Carrières bloquées, propos méprisants, recrutements manquant de transparence… Les Nations unies sont-elles gangrénées par les discriminations liées à la couleur de peau ? De plus en plus d’Africains dénoncent un climat délétère au sein d’une organisation censée représenter tous les peuples. Enquête.
« Lorsque vous intégrez les Nations unies, entièrement pensées et créées sur la base de l’égalité et des droits humains, vous ne pouvez pas imaginer de tels comportements. Certains collègues m’avaient prévenu, à mots couverts, dès mon arrivée. Mais j’étais dans le déni. Jusqu’à ce que je fasse à mon tour l’expérience de la discrimination, de ces regards méprisants, de ces collègues qui quittent les réunions que vous présidez avec de fausses excuses. » Ce témoignage, c’est celui d’un ancien haut responsable du Fonds des Nations unies pour la population (Fnuap). Congédié au bout de deux ans, il explique à JA avoir été victime de discrimination. Et, à l’en croire, il est loin d’être le seul.
« J’avais besoin de porter plainte »
« Les règles internes de l’ONU sont impressionnantes, sa structure administrative est irréprochable, poursuit-il. Mais certaines personnes au sein de l’organisation, où le climat est extrêmement compétitif, s’allient à notre détriment à nous, les Africains. » Malgré la peur des représailles et sans se faire trop d’illusions, il décide de porter plainte devant un organe interne de l’ONU quelques mois après avoir été poussé vers la sortie.
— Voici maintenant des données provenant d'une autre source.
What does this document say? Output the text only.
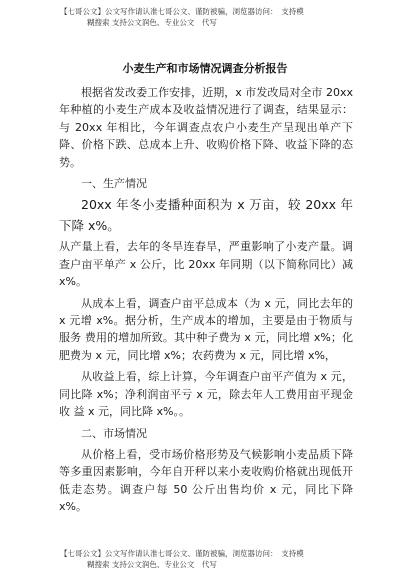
【七哥公文】公文写作请认准七哥公文、谨防被骗，浏览器访问：　支持模
糊搜索 支持公文润色、专业公文　代写
小麦生产和市场情况调查分析报告

根据省发改委工作安排，近期，x 市发改局对全市 20xx 年种植的小麦生产成本及收益情况进行了调查，结果显示：与 20xx 年相比，今年调查点农户小麦生产呈现出单产下降、价格下跌、总成本上升、收购价格下降、收益下降的态势。

一、生产情况

20xx 年冬小麦播种面积为 x 万亩，较 20xx 年下降 x%。

从产量上看，去年的冬旱连春旱，严重影响了小麦产量。调查户亩平单产 x 公斤，比 20xx 年同期（以下简称同比）减 x%。

从成本上看，调查户亩平总成本（为 x 元，同比去年的 x 元增 x%。据分析，生产成本的增加，主要是由于物质与服务 费用的增加所致。其中种子费为 x 元，同比增 x%；化肥费为 x 元，同比增 x%；农药费为 x 元，同比增 x%，

从收益上看，综上计算，今年调查户亩平产值为 x 元，同比降 x%；净利润亩平亏 x 元，除去年人工费用亩平现金收 益 x 元，同比降 x%。。

二、市场情况

从价格上看，受市场价格形势及气候影响小麦品质下降等多重因素影响，今年自开秤以来小麦收购价格就出现低开低走态势。调查户每 50 公斤出售均价 x 元，同比下降 x%。

【七哥公文】公文写作请认准七哥公文、谨防被骗，浏览器访问：　支持模
糊搜索 支持公文润色、专业公文　代写
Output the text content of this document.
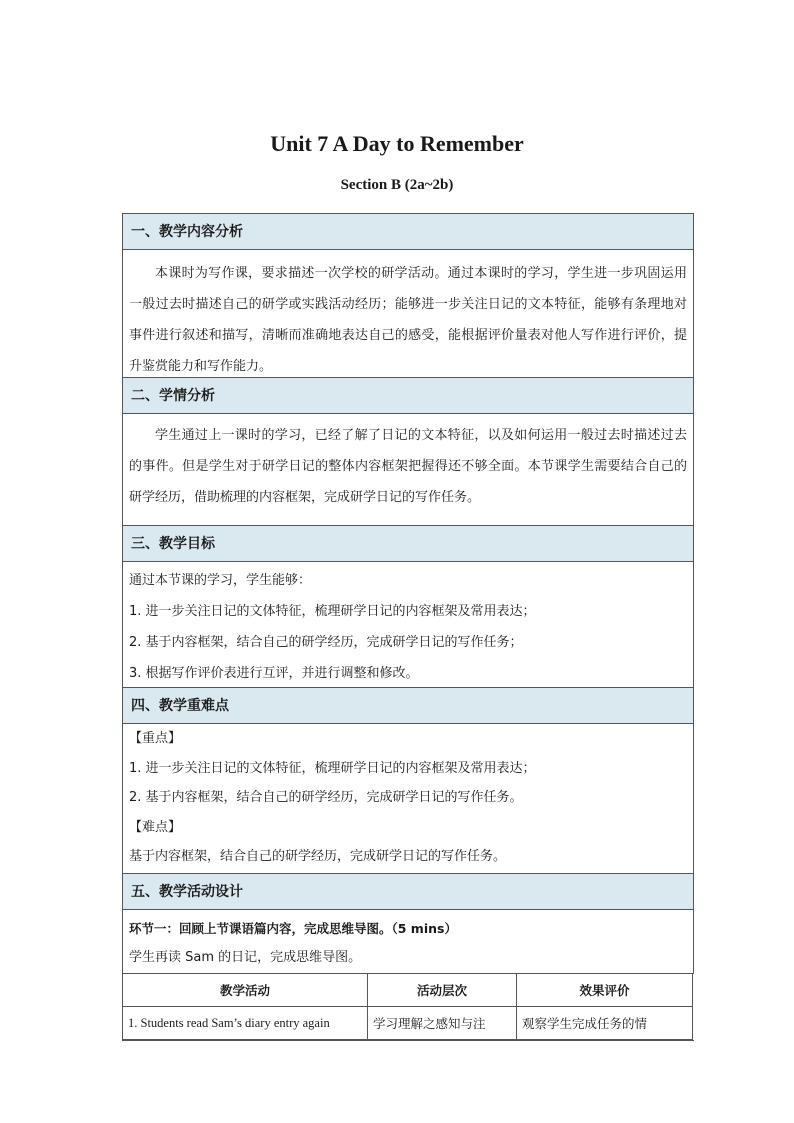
Unit 7 A Day to Remember
Section B (2a~2b)
一、教学内容分析
本课时为写作课，要求描述一次学校的研学活动。通过本课时的学习，学生进一步巩固运用一般过去时描述自己的研学或实践活动经历；能够进一步关注日记的文本特征，能够有条理地对事件进行叙述和描写，清晰而准确地表达自己的感受，能根据评价量表对他人写作进行评价，提升鉴赏能力和写作能力。
二、学情分析
学生通过上一课时的学习，已经了解了日记的文本特征，以及如何运用一般过去时描述过去的事件。但是学生对于研学日记的整体内容框架把握得还不够全面。本节课学生需要结合自己的研学经历，借助梳理的内容框架，完成研学日记的写作任务。
三、教学目标
通过本节课的学习，学生能够：
1. 进一步关注日记的文体特征，梳理研学日记的内容框架及常用表达；
2. 基于内容框架，结合自己的研学经历，完成研学日记的写作任务；
3. 根据写作评价表进行互评，并进行调整和修改。
四、教学重难点
【重点】
1. 进一步关注日记的文体特征，梳理研学日记的内容框架及常用表达；
2. 基于内容框架，结合自己的研学经历，完成研学日记的写作任务。
【难点】
基于内容框架，结合自己的研学经历，完成研学日记的写作任务。
五、教学活动设计
环节一：回顾上节课语篇内容，完成思维导图。（5 mins）
学生再读 Sam 的日记，完成思维导图。
教学活动	活动层次	效果评价
1. Students read Sam’s diary entry again	学习理解之感知与注	观察学生完成任务的情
Nous sommes en juin 2020. Sur tous les écrans du monde défilent les images de la lente agonie de George Floyd, un africain-américain tué le 25 mai par un policier, à Minneapolis. Sa mort a déclenché un tollé et la colère s’est infiltrée jusque dans les couloirs feutrés de l’ONU. « J’avais besoin de porter plainte, confie notre interlocuteur, qui a tenu à conserver l’anonymat. Je me suis dit que même si cela ne rétablissait pas l’injustice dont j’avais été victime, cela pourrait être utile un jour. Comme une empreinte formelle de ce qui est arrivé. »
L’ONU est-elle prête à avoir avec elle-même « une conversation honnête au sujet du racisme » ? C’est ce à quoi s’est engagé son secrétaire général, António Guterres, qui a reconnu lui-même, le 4 juin 2020, que ce fléau « existe également au sein des Nations unies ». « Nous n’avons pas suffisamment prêté attention aux préjugés racistes et à la discrimination », a-t-il admis devant les membres de l’ONU, auxquels il a promis « un plan d’action » et un débat ouvert.